C’est l’histoire d’une femme… et cette femme, chaque jour, accomplit avec fidélité son devoir d’état, sa tâche quotidienne aussi pénible soit-elle. Chaque jour, elle sort de la ville pour aller puiser l’eau du puits. Cette tâche, vitale pour la famille, est pénible. Si quelqu’un avait l’idée d’inventer un système pour avoir l’eau à domicile ce serait plus simple (mais la technique aurait-elle permis à cette femme de vivre la rencontre qui va bouleverser sa vie ?) ! Cette femme, est-elle reconnue pour ce qu’elle accomplit fidèlement chaque jour ? Je ne sais pas mais au fond de son cœur, elle aimerait être reconnue pour ce qu’elle est, pour ce qu’elle fait.

Cette femme a un grand désir aussi : être comblée, aimée.
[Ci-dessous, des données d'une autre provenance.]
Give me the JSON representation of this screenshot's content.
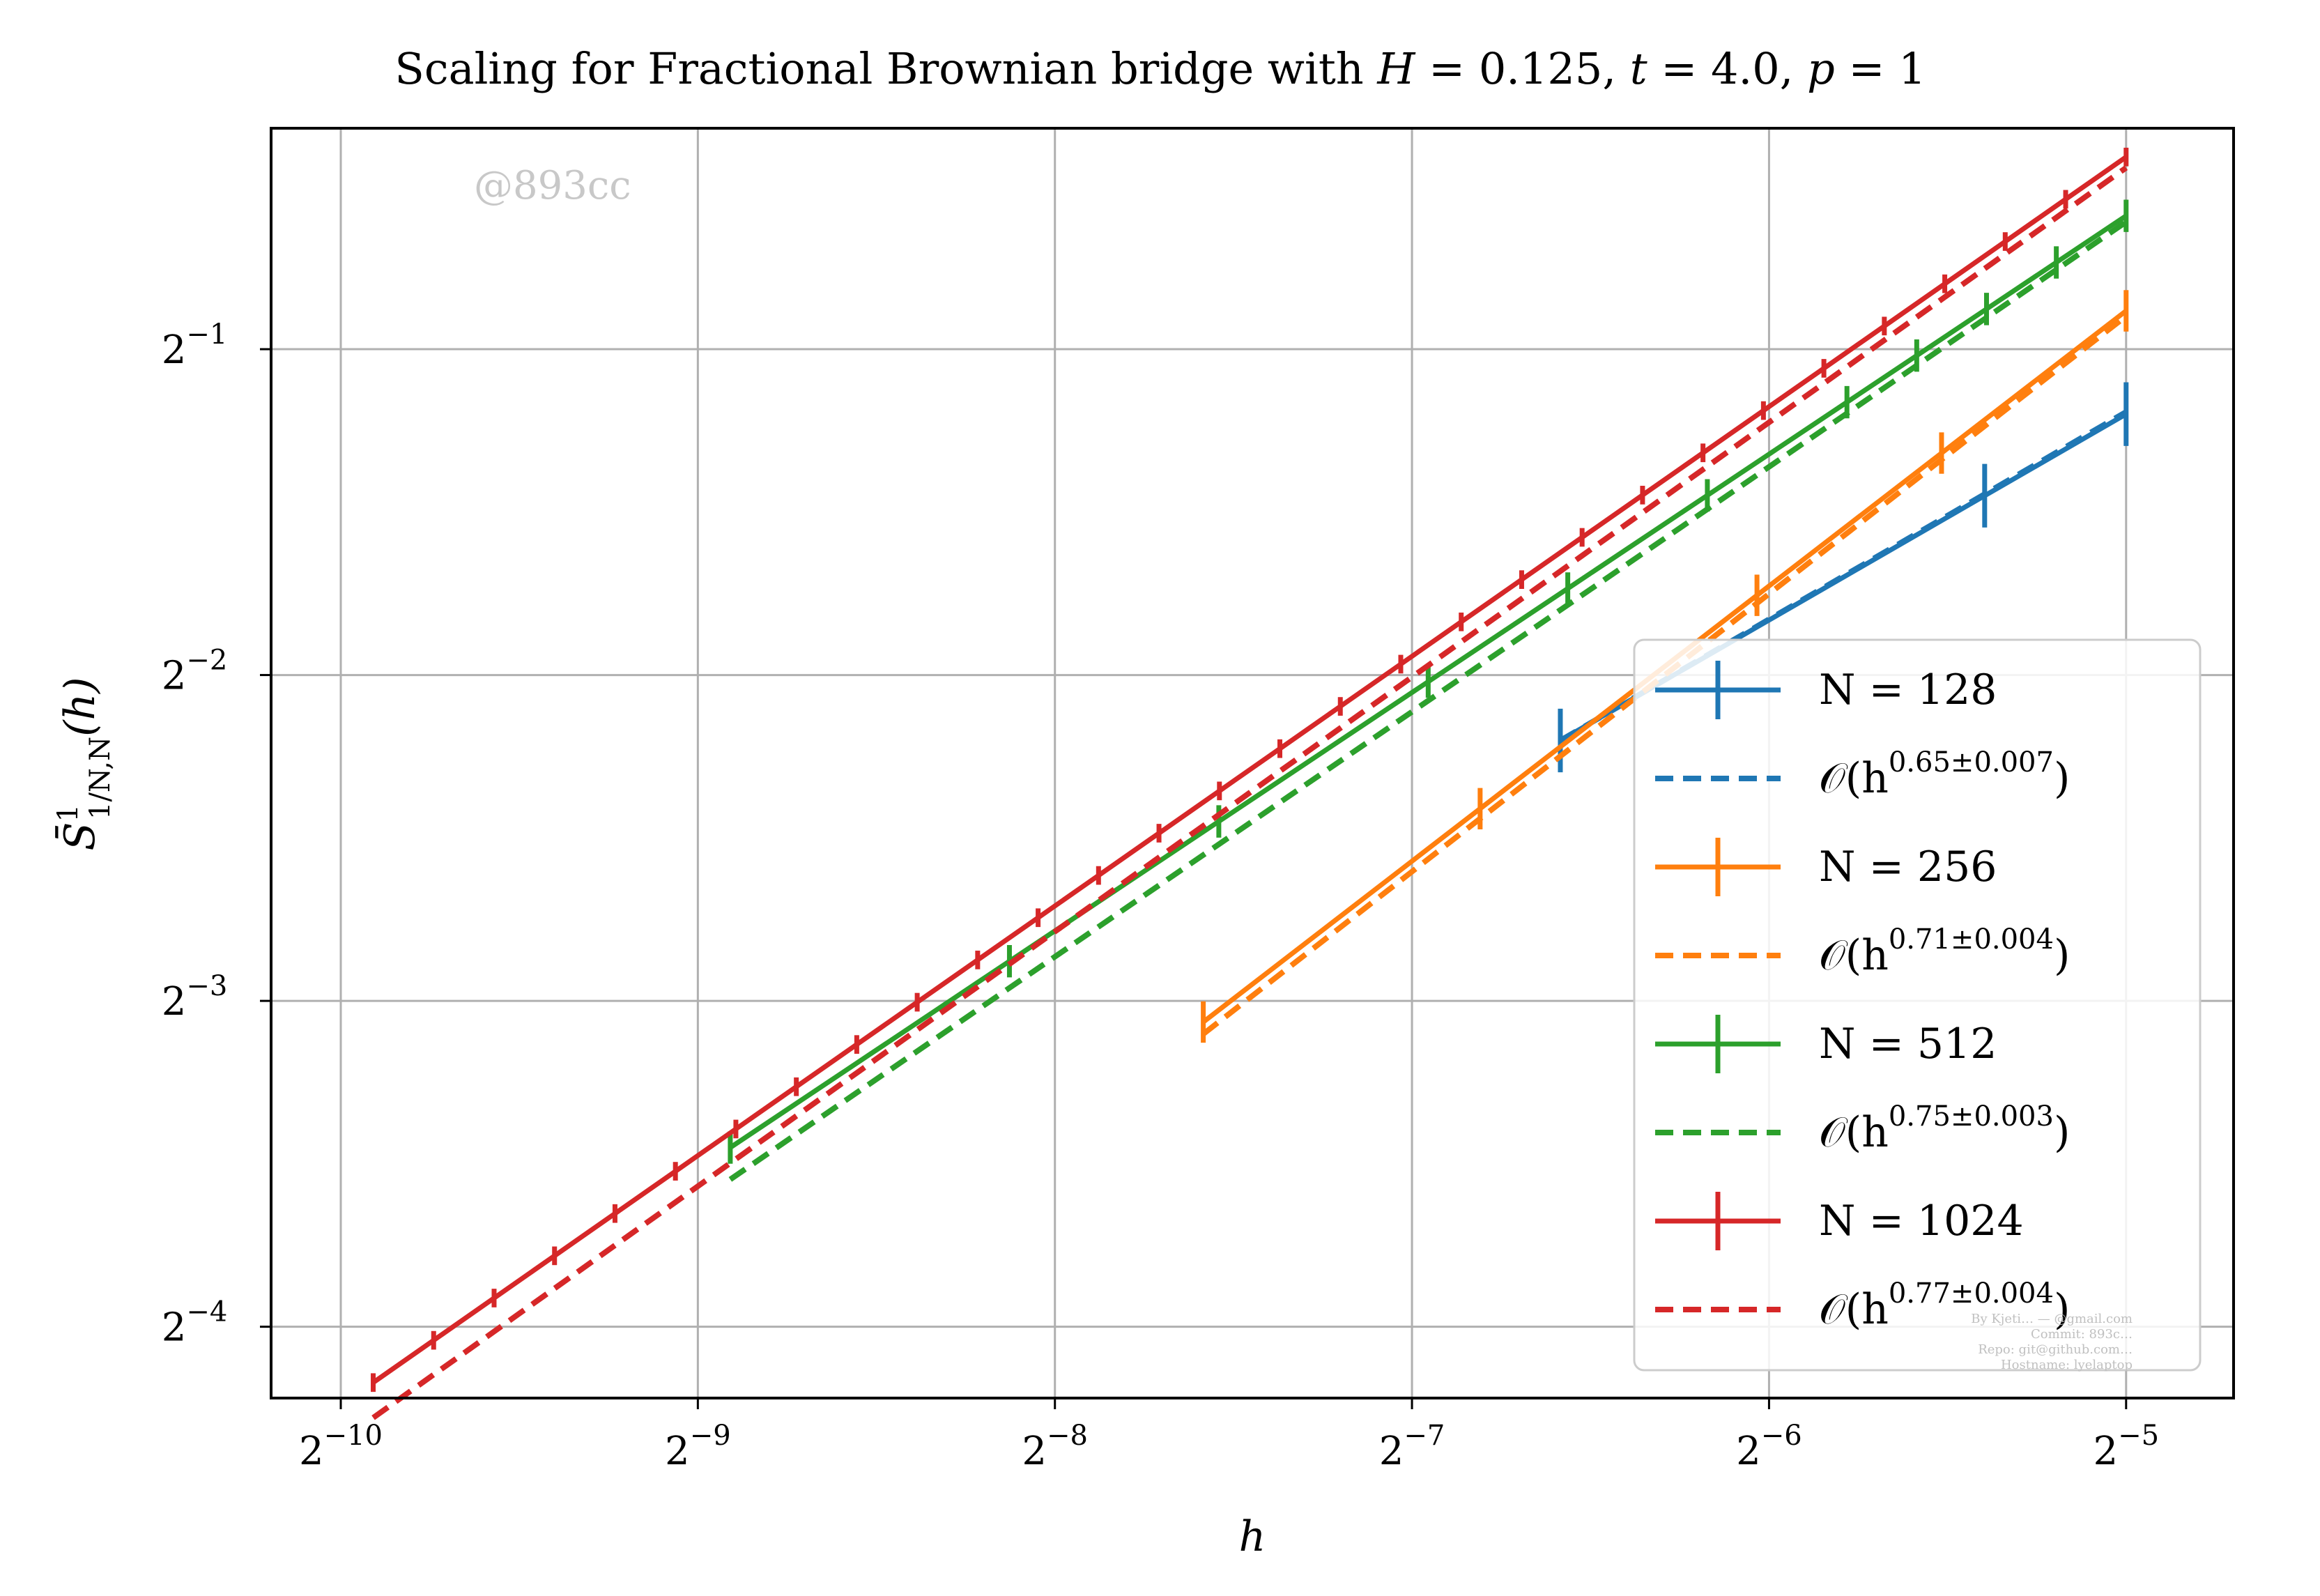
{
  "chart_data": {
    "type": "line",
    "title": "Scaling for Fractional Brownian bridge with H = 0.125, t = 4.0, p = 1",
    "title_parts": {
      "prefix": "Scaling for Fractional Brownian bridge with ",
      "H_sym": "H",
      "H_rest": " = 0.125, ",
      "t_sym": "t",
      "t_rest": " = 4.0, ",
      "p_sym": "p",
      "p_rest": " = 1"
    },
    "xlabel": "h",
    "ylabel": "S̄¹₁/N,N(h)",
    "ylabel_parts": {
      "base": "S̄",
      "sup": "1",
      "sub": "1/N,N",
      "tail": "(h)"
    },
    "x_scale": "log2",
    "y_scale": "log2",
    "xlim": [
      0.000853,
      0.0385
    ],
    "ylim": [
      0.0537,
      0.8
    ],
    "x_ticks": [
      {
        "base": "2",
        "exp": "−10",
        "value": 0.0009765625
      },
      {
        "base": "2",
        "exp": "−9",
        "value": 0.001953125
      },
      {
        "base": "2",
        "exp": "−8",
        "value": 0.00390625
      },
      {
        "base": "2",
        "exp": "−7",
        "value": 0.0078125
      },
      {
        "base": "2",
        "exp": "−6",
        "value": 0.015625
      },
      {
        "base": "2",
        "exp": "−5",
        "value": 0.03125
      }
    ],
    "y_ticks": [
      {
        "base": "2",
        "exp": "−4",
        "value": 0.0625
      },
      {
        "base": "2",
        "exp": "−3",
        "value": 0.125
      },
      {
        "base": "2",
        "exp": "−2",
        "value": 0.25
      },
      {
        "base": "2",
        "exp": "−1",
        "value": 0.5
      }
    ],
    "grid": true,
    "legend_position": "center-right",
    "series": [
      {
        "N": 128,
        "name": "N = 128",
        "fit_label_base": "𝒪(h",
        "fit_exponent": "0.65±0.007",
        "fit_label_close": ")",
        "color": "#1f77b4",
        "x_min": 0.01042,
        "x_max": 0.03125,
        "n_points": 5,
        "y_start": 0.2175,
        "y_end": 0.4355,
        "fit_start": 0.2175,
        "fit_end": 0.4375,
        "err_rel": 0.07,
        "err_indices": [
          0,
          3,
          4
        ]
      },
      {
        "N": 256,
        "name": "N = 256",
        "fit_label_base": "𝒪(h",
        "fit_exponent": "0.71±0.004",
        "fit_label_close": ")",
        "color": "#ff7f0e",
        "x_min": 0.00521,
        "x_max": 0.03125,
        "n_points": 11,
        "y_start": 0.1195,
        "y_end": 0.5425,
        "fit_start": 0.1165,
        "fit_end": 0.5365,
        "err_rel": 0.045,
        "err_indices": [
          0,
          3,
          6,
          8,
          10
        ]
      },
      {
        "N": 512,
        "name": "N = 512",
        "fit_label_base": "𝒪(h",
        "fit_exponent": "0.75±0.003",
        "fit_label_close": ")",
        "color": "#2ca02c",
        "x_min": 0.00208,
        "x_max": 0.03125,
        "n_points": 21,
        "y_start": 0.0915,
        "y_end": 0.664,
        "fit_start": 0.0855,
        "fit_end": 0.6555,
        "err_rel": 0.035,
        "err_indices": [
          0,
          4,
          7,
          10,
          12,
          14,
          16,
          17,
          18,
          19,
          20
        ]
      },
      {
        "N": 1024,
        "name": "N = 1024",
        "fit_label_base": "𝒪(h",
        "fit_exponent": "0.77±0.004",
        "fit_label_close": ")",
        "color": "#d62728",
        "x_min": 0.00104,
        "x_max": 0.03125,
        "n_points": 30,
        "y_start": 0.0555,
        "y_end": 0.7525,
        "fit_start": 0.0515,
        "fit_end": 0.7355,
        "err_rel": 0.02,
        "err_indices": "all"
      }
    ]
  },
  "watermark": "@893cc",
  "footer_lines": [
    "By Kjeti… — @gmail.com",
    "Commit: 893c…",
    "Repo: git@github.com…",
    "Hostname: lyelaptop"
  ]
}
Et cet amour, elle a du mal à le trouver, à l’accueillir : elle a eu cinq maris et encore celui qu’elle a maintenant n’est pas son mari. Elle a du mal à aimer et à se laisser aimer. C’est si compliqué. Cette situation la met à l’écart des autres, elle est obligée d’accomplir sa tâche à midi. Ce n’est pas une heure pour accomplir une tâche aussi pénible que celle de puiser de l’eau. Cette femme désire aimer et être aimée, non pas d’un amour superficiel mais d’un amour véritable, sincère, qui la reconnaît pour ce qu’elle est vraiment.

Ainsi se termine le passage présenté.